Твердый знак после фамилии свидетельствовал, что Вайнтрауб живет здесь с незапамятных времен, еще до революции.
- Еще до революции, - заметил Олеша. - Это сейчас звучит для нас как "еще до рождества Христова" или "еще до всемирного потопа".
Рядом с крыльцом было венецианское окно с задернутыми занавесками. За ними висели черные листья фикуса.
Завыл самолет. Загремели, напластываясь железными обвалами, взрывы и залпы зениток.
Тогда мы увидели простое, ничем не примечательное зрелище, и я, между прочим, до сих пор не понимаю, почему мы с Олешей долго хохотали, вспоминая о нем.
Кто-то гневно раздернул занавески на окне, ударил ладонью о раму, и она с треском распахнулась. Створки окна отлетели к стене.
В окно высунулся старый небритый еврей в спущенных подтяжках и с газетой в руке. Он, должно быть, спал и прикрывал газетой лицо от мух. Взрывы и вой самолетов его разбудили.
Он высунулся в окно, уперся ладонями в подоконник, красными от раздражения, склеротическими глазами посмотрел на промахнувший низко над двором самолет, крикнул с негодованием: "Что?! Опять!! Босяки! - Яростно плюнул вслед самолету: - Тьфу!!" - с треском захлопнул окно и рывком задернул занавески.

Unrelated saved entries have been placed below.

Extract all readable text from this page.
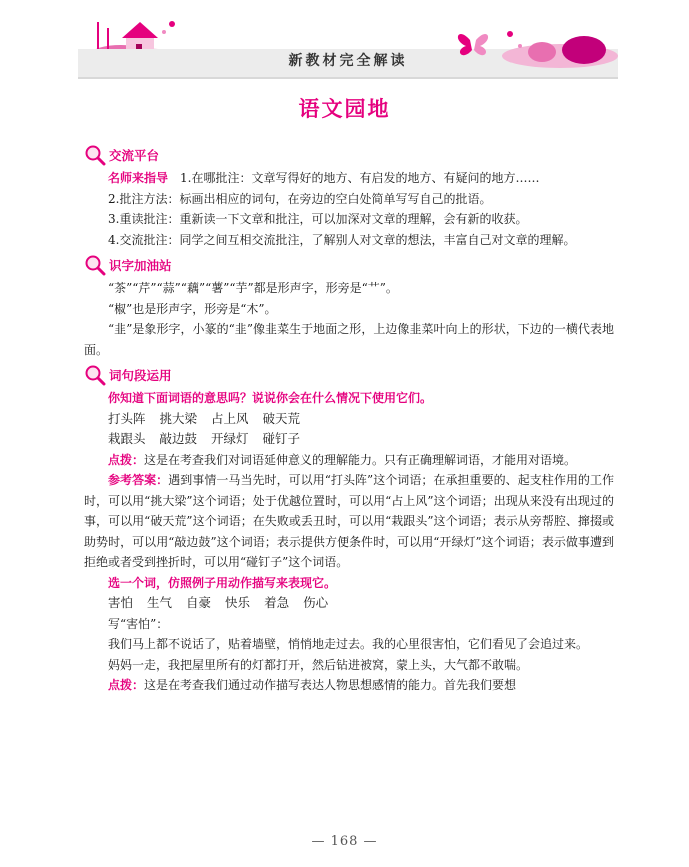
新教材完全解读
语文园地
交流平台

名师来指导　 1.在哪批注：文章写得好的地方、有启发的地方、有疑问的地方……

2.批注方法：标画出相应的词句，在旁边的空白处简单写写自己的批语。

3.重读批注：重新读一下文章和批注，可以加深对文章的理解，会有新的收获。

4.交流批注：同学之间互相交流批注，了解别人对文章的想法，丰富自己对文章的理解。

识字加油站

“茶”“芹”“蒜”“藕”“薯”“芋”都是形声字，形旁是“艹”。

“椒”也是形声字，形旁是“木”。

“韭”是象形字，小篆的“韭”像韭菜生于地面之形，上边像韭菜叶向上的形状，下边的一横代表地面。

词句段运用

你知道下面词语的意思吗？说说你会在什么情况下使用它们。

打头阵 挑大梁 占上风 破天荒
栽跟头 敲边鼓 开绿灯 碰钉子

点拨：这是在考查我们对词语延伸意义的理解能力。只有正确理解词语，才能用对语境。

参考答案：遇到事情一马当先时，可以用“打头阵”这个词语；在承担重要的、起支柱作用的工作时，可以用“挑大梁”这个词语；处于优越位置时，可以用“占上风”这个词语；出现从来没有出现过的事，可以用“破天荒”这个词语；在失败或丢丑时，可以用“栽跟头”这个词语；表示从旁帮腔、撺掇或助势时，可以用“敲边鼓”这个词语；表示提供方便条件时，可以用“开绿灯”这个词语；表示做事遭到拒绝或者受到挫折时，可以用“碰钉子”这个词语。

选一个词，仿照例子用动作描写来表现它。

害怕 生气 自豪 快乐 着急 伤心

写“害怕”：

我们马上都不说话了，贴着墙壁，悄悄地走过去。我的心里很害怕，它们看见了会追过来。

妈妈一走，我把屋里所有的灯都打开，然后钻进被窝，蒙上头，大气都不敢喘。

点拨：这是在考查我们通过动作描写表达人物思想感情的能力。首先我们要想

— 168 —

Тогда дворник, не просыпавшийся от взрывов, сразу проснулся и, покачав головой, сказал:
- Самый отчаянный мужчина на весь этот двор! Наполеон!
Налет окончился. Мы вышли на улицу. Уже темнело.
- Вот видите, - сказал Олеша, - я был прав. Вот она, старая, ни перед чем не сдающаяся Одесса!
Мы пошли в "Лондонскую" гостиницу. Около оперного театра лежала вырванная с корнями акация. Корни ее застряли на втором этаже, зацепившись за решетку балкона. Около подъезда стояла карета "скорой помощи". С подоконника на втором этаже медленно капала на тротуар очень чистая кровь.
Над морем тянулся полосами дым.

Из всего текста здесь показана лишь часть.